Quoting from the article:

So why is OpenOffice so dire? The project claims more than 50m downloads of the software, so let's assume that 50m people have tried it at least once.

More than 50,000 bugs have been reported. And how many have been fixed by open source's uniquely efficient processes? According to the (public) bugs database, at last count, there were more than 6,000 unfixed bugs, and more than 5,000 feature requests. While the number of bugs discovered seems to rise with the number of users, the number of fixes doesn't, and the number of fixers certainly doesn't. Only about 500 people have signed the legalese that would enable them to submit code to the project; since you need to do this even to make changes to the website, that will translate to far fewer than 500 volunteers submitting real code. A reasonable guess would be 50, or even five.

Meanwhile, there are some simple, hugely irritating bugs that are four years old. Two obvious ones: notes (or comments, as Word users call them) don't have word wrap; and spaces typed at the end of a line won't show. It's not many eyes making bugs shallow; more like many eyes making bugs invisible.

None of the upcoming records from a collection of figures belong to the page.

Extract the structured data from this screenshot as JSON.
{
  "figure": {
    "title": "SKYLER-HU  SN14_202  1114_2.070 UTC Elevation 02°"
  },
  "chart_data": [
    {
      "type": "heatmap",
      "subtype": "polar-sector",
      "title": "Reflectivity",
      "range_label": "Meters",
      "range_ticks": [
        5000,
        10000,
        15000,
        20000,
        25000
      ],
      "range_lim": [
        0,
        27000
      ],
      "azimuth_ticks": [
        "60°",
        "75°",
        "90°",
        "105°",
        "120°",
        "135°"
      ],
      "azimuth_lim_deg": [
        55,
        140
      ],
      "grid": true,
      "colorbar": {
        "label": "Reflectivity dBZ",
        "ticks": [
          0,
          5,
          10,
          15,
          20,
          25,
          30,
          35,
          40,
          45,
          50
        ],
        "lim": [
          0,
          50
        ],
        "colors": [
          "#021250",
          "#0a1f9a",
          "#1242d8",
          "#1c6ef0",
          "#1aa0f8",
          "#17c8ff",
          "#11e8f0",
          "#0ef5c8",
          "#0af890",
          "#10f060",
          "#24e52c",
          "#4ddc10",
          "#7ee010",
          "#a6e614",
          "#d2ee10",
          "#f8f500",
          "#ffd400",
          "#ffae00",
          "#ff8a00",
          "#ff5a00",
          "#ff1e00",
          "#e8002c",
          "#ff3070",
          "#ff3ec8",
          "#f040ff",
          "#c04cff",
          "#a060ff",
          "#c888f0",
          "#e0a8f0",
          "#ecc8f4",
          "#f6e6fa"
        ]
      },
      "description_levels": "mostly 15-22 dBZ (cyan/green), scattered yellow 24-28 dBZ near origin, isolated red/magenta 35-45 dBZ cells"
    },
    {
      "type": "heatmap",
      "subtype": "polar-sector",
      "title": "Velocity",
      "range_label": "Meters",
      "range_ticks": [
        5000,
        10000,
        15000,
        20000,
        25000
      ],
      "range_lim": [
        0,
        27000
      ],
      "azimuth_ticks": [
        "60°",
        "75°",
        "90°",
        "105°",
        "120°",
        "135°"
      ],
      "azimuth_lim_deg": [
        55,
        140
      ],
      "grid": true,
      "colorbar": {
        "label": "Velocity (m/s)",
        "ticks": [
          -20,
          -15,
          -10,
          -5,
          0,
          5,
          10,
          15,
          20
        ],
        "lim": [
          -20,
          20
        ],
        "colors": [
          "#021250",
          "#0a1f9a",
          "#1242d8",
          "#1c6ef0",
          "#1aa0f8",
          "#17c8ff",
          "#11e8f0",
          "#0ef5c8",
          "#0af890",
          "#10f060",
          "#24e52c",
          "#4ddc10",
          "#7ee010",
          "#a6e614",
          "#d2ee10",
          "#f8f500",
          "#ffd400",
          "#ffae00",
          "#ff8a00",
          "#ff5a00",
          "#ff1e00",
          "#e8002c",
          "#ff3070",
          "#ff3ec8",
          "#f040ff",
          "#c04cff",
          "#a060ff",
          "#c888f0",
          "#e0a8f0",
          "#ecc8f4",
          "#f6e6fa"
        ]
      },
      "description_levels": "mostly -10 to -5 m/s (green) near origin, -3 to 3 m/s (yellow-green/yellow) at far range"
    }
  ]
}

This is a high unfixed bug count, I think, for a released version 2.0 product that is supposed to be commerical quality.  I look at the Vista December CTP, and without giving away special inside information, the bug/wish list is currently under 40,000, for a product that is much, much larger than OpenOffice and is more than six months away.  This count includes all of the duplicates, all of the closed issues, all of the pilot errors, all of the "by design" issues.  In other words, less bugs than OpenOffice has had filed. 

None of this means I'm against Open Source.  I see it as a "right tool for the right job" - all of my customers will tell you that, and it's why we do have some Linux in production at Software Answers (not much, but some).  But, it's gotten quite annoying to hear the same old incorrect arguments made trying to convince me that Open Source is inherently better.  If that were true, Firefox wouldn't keep losing my URLs.